たとえば、図9-2に示すように、ファイルにShiftJIS文字が使用され、dav_publicにあるファイル・システムがオペレーティング・システムではJAPANESE_JAPAN.JA16SJISキャラクタ・セットで表されているシステム上で、Webフォルダを使用している場合を考えます。
次の手順を実行する必要があります。
NLS_LANG値をJAPANESE_JAPAN.JA16SJISに設定します。
mod_oradav.confファイルに次の行を含めます。
<Location /dav_public> DAV On DAVOraNLSLangClient On </Location>
注意: Microsoft Internet ExplorerをOraDAVおよびマルチバイト・キャラクタ・セットと併用する場合は、「インターネット オプション」の「詳細設定」タブでインターネット・オプション「常にUTF-8としてURLを送信する(再起動が必要)」を無効にする必要があります。デフォルトでは、このオプションは選択されています。このオプションの選択を解除するという要件は、データベースへのアクセスとファイル・システムへのアクセスの両方に適用されます。 |
ORACLE_HOME/ohs/cas/templates/default/moduleconf/mod_oradav.conf
ファイルがファイル記憶域を使用するように構成されている場合、ファイルはデフォルトで次の場所に置かれます。

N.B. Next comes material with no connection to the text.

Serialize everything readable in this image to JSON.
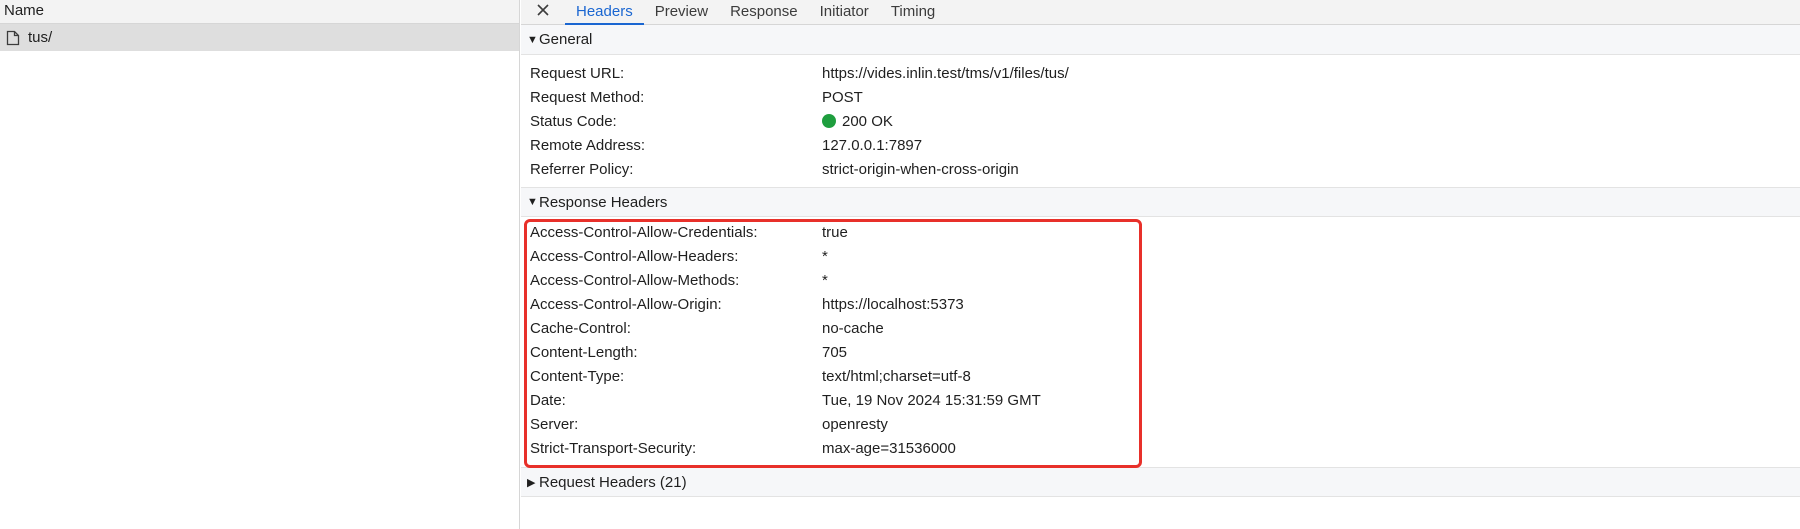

ORACLE_INSTANCE/config/OHS/component_name
/moduleconf
Oracle Fusion Middleware Backup and Recovery Serviceでは、このデフォルトの場所がバックアップされます。ファイルの格納場所を変更した場合、Oracle Fusion Middleware Backup and Recovery Serviceでファイルをバックアップするには、新しい場所を登録する必要があります。